There must be an extension to Scotland of the historic liberties, largely as set out above, which have never applied in that far more oligarchic country, where middle-class institutions and upper-middle-class power have been defined as the esse of national identity, a situation which has been made even worse by devolution’s weakening of the Labour Movement. While this might have been a factor contributing to the retention of more rigorous minimum qualifications for jurors in Scotland, criteria which should be applied nationwide as surely as should be the Scots Law requirement of corroboration of evidence, nevertheless it means that, while there is an automatic right to trial by jury for serious offences in Scotland, the decision on which way to proceed in an ‘each-way’ case lies with the prosecution rather than with the defence. The police have no power to caution, and they proceed entirely under the direction of the locally unaccountable Procurator Fiscal, who does not prosecute unless it is in the public interest to do so, which it is for the prosecution alone to decide and for which it does not have to give any explanation. It is extremely difficult to bring a private prosecution, far in excess of the necessary restrictions on that practice which rightly exist elsewhere. These profoundly illiberal arrangements must change.

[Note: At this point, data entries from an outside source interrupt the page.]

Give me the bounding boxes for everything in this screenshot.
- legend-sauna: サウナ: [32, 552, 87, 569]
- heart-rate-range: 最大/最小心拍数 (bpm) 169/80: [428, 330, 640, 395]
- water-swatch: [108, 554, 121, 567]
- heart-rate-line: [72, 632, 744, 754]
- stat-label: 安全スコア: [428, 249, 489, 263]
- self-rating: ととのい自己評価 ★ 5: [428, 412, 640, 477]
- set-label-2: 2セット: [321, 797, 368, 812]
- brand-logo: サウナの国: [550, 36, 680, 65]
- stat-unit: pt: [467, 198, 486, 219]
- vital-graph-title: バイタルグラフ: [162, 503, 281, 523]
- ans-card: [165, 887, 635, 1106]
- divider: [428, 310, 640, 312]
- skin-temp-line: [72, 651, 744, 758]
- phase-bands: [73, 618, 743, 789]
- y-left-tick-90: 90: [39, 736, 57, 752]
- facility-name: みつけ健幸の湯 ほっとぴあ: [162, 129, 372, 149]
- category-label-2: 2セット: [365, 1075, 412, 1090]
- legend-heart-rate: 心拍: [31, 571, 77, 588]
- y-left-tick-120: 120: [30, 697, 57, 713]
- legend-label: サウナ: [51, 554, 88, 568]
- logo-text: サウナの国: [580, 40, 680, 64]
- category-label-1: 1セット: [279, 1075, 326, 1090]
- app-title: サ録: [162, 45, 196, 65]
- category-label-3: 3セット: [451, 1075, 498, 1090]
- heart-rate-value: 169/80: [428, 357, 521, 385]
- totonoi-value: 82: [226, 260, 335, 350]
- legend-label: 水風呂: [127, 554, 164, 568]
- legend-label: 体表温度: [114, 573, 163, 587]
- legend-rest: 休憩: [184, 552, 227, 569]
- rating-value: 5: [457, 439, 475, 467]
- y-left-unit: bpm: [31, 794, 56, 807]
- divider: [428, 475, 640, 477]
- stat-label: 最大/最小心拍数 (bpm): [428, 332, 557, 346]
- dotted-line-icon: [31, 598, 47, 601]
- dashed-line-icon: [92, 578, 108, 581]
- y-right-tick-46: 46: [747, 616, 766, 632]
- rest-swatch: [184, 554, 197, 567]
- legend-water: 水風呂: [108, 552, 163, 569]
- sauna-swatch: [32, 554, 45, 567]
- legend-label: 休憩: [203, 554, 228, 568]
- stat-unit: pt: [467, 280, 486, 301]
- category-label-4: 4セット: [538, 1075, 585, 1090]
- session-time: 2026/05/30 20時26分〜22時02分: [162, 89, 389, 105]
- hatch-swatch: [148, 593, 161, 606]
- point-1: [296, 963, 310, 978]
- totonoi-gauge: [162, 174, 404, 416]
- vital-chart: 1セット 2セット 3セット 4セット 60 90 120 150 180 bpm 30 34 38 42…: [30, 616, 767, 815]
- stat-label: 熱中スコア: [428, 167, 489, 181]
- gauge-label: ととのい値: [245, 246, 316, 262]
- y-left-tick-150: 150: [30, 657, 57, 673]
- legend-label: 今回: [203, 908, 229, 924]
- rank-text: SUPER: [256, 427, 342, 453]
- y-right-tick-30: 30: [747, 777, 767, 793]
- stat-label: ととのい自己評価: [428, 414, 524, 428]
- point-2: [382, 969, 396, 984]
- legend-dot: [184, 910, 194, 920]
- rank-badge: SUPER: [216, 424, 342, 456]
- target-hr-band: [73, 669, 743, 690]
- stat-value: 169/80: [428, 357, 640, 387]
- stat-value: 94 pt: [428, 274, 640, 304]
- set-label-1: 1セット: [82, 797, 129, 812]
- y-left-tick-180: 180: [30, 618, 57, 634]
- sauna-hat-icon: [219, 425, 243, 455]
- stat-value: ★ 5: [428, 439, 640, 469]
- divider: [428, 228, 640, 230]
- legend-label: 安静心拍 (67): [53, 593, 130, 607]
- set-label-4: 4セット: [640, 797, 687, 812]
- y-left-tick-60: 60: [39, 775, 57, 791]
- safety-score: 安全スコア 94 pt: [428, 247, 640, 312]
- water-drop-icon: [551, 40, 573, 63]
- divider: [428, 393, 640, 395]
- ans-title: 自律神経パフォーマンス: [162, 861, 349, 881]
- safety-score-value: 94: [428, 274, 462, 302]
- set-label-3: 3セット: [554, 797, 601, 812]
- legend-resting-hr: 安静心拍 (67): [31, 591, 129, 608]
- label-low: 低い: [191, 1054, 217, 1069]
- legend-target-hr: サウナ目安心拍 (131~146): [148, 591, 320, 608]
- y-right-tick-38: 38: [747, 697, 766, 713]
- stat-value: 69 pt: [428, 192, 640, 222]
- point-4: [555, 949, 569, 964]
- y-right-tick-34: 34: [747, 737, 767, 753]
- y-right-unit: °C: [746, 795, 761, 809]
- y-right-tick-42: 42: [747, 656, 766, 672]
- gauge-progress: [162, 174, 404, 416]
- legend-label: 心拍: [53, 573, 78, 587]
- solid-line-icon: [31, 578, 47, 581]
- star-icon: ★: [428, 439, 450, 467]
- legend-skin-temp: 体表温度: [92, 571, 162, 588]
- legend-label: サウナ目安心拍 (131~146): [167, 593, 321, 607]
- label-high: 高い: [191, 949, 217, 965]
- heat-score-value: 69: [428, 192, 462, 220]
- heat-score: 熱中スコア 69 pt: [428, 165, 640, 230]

And we need legislation with five simple clauses. First, the restoration of the supremacy of British over EU law, and its use to repatriate agricultural policy and to restore our historic fishing rights (200 miles, or to the median line) in accordance with international law. Secondly, the requirement that, in order to have any effect in the United Kingdom, all EU law pass through both Houses of Parliament as if it had originated in one or other of them. Thirdly, the requirement that British Ministers adopt the show-stopping Empty Chair Policy until such time as the Council of Ministers meets in public and publishes an Official Report akin to Hansard. Fourthly, the disapplication in the United Kingdom of any ruling of the European Court of Justice or of the European Court of Human Rights unless confirmed by a resolution of the House of Commons, the High Court of Parliament.

And fifthly, the disapplication in the United Kingdom of anything passed by the European Parliament but not by the majority of those MEPs certified as politically acceptable by one or more seat-taking members of the House of Commons. Thus, we would no longer subject to the legislative will of Stalinists and Trotskyists, neo-Fascists and neo-Nazis, members of Eastern Europe’s kleptomaniac nomenklatura, neoconservatives such as now run Germany and until lately ran France, people who believe the Provisional Army Council to be the sovereign body throughout Ireland, or Dutch ultra-Calvinists who will not have women candidates. Soon to be joined by Turkey’s Islamists, secular ultranationalists, and violent Kurdish Marxist separatists. Any provision for a referendum on EU membership must be only the sixth clause of what would therefore become this six-clause Bill, the other five clauses of which would come into effect anyway.

That would be a start, anyway.

Over to the Lib Dems? Hardly! They had been all ready to vote for yet further secret courts, as proposed by Ken Clarke, supposedly the last big beast of liberal Toryism, but in fact a man who was never out of the Thatcher Cabinet, being given responsibility for her flagship health and education policies by the Prime Minister who also signed the Single European Act.

Over to the Daily Mail, then? Up to a point. But you cannot vote for a newspaper.

Rather, Ed Miliband and Jon Cruddas, over to you. As much as anything else, what would the Daily Mail then say? If not “Vote Labour”, then why not? All that Blair managed was The Sun, always a floating voter. Bagging the Daily Mail would put Miliband in a different league altogether. Like winning 60 per cent of the vote in Southern villages that Labour had not contested since the 1970s or earlier, in fact. Or winning Chipping Norton.